Gasoline breakers' greatest benefit is probably their portability. They can be used almost anywhere outside, particularly where there are no other power sources.
Gas breakers are easy to store and transport. With no compressor or power pack, set up is quick and easy. They can be started literally within seconds, and often can be well into a job in the time that it takes to set up a pneumatic or hydraulic breaker.
The downside, of course, is that they are not suited for indoors or confined areas due to exhaust fumes. And on a cost per hour basis, they are the most expensive system due to the fuel costs. They also don't last as long as other types.

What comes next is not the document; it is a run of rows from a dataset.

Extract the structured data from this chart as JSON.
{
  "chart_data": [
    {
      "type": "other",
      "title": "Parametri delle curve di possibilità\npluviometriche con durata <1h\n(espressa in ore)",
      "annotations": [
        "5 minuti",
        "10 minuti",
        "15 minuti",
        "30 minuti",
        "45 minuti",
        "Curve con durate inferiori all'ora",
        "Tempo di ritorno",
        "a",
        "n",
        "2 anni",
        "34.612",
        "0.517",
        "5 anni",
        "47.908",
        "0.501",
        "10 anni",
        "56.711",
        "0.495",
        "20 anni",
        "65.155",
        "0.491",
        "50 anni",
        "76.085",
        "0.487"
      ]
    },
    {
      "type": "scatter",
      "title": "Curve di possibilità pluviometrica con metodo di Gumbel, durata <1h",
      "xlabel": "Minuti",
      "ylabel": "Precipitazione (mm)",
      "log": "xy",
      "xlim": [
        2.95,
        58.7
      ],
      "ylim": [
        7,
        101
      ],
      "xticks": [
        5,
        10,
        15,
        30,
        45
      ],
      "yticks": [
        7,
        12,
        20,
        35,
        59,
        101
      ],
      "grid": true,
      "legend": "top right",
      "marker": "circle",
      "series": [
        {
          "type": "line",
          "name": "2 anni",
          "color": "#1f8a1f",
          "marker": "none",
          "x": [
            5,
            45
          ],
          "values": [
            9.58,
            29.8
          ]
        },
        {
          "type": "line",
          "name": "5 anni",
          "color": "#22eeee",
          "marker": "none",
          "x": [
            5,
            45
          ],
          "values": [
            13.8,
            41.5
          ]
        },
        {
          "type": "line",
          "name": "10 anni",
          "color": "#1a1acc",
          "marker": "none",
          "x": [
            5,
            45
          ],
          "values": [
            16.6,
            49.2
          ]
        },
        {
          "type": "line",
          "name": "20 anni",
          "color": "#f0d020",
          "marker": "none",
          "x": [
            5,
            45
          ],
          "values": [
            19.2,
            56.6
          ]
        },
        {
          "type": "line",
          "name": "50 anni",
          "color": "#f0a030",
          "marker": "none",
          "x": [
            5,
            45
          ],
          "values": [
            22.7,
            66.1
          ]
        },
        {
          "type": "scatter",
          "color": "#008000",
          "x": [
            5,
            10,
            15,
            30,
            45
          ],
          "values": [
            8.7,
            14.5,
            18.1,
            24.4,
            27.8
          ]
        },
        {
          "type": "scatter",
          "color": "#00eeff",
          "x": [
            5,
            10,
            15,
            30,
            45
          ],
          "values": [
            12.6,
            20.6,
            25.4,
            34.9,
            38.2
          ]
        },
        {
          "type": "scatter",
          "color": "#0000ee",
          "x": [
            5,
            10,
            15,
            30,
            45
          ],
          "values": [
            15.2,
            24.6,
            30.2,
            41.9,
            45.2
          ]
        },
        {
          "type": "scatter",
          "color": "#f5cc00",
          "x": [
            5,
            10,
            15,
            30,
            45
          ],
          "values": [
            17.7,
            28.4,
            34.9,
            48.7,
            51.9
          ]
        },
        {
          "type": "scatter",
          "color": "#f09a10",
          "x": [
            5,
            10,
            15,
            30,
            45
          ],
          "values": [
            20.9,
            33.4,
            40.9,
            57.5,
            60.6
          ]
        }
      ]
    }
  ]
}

Although that may seem like a lot of drawbacks, gas breakers are the best choice for small jobs. When the time needed to finish the work is short, the portability and quick startup can make a real difference, even if the gas breaker may be slightly less powerful and take a few extra seconds to break through the concrete.
Armed with these basics, you can begin to properly match the breaker to the job. This is important because it can increase jobsite efficiency. Contractors don't want to waste time using a breaker that is too light for the job. That wasted time is wasted money. At the same time, a heavy breaker can be too powerful for some jobs, poking holes rather than fracturing a thin slab of concrete. This situation often requires more work rather than less to complete the job properly.
When choosing the right size hand-held breaker, John Vogel, vice president of sales of Atlas Copco, says there is a simple rule of thumb: “If the operation takes longer than 20 seconds, the breaker is too light; if the operation takes less than 5 seconds, the breaker is too heavy.”
Another thing to consider is operator fatigue. Lugging around a 90-pound breaker will cause a worker to grow tired faster and actually may take longer to finish the same task as one working with a 60-pound model. For more power or endurance you can always move up to a small hyraulic hammer mounted on a skidsteer or mini-excavator.
If you still aren't sure which breaker is best for you, talk to your manufacturer or distributor about the specifications and conditions of your project.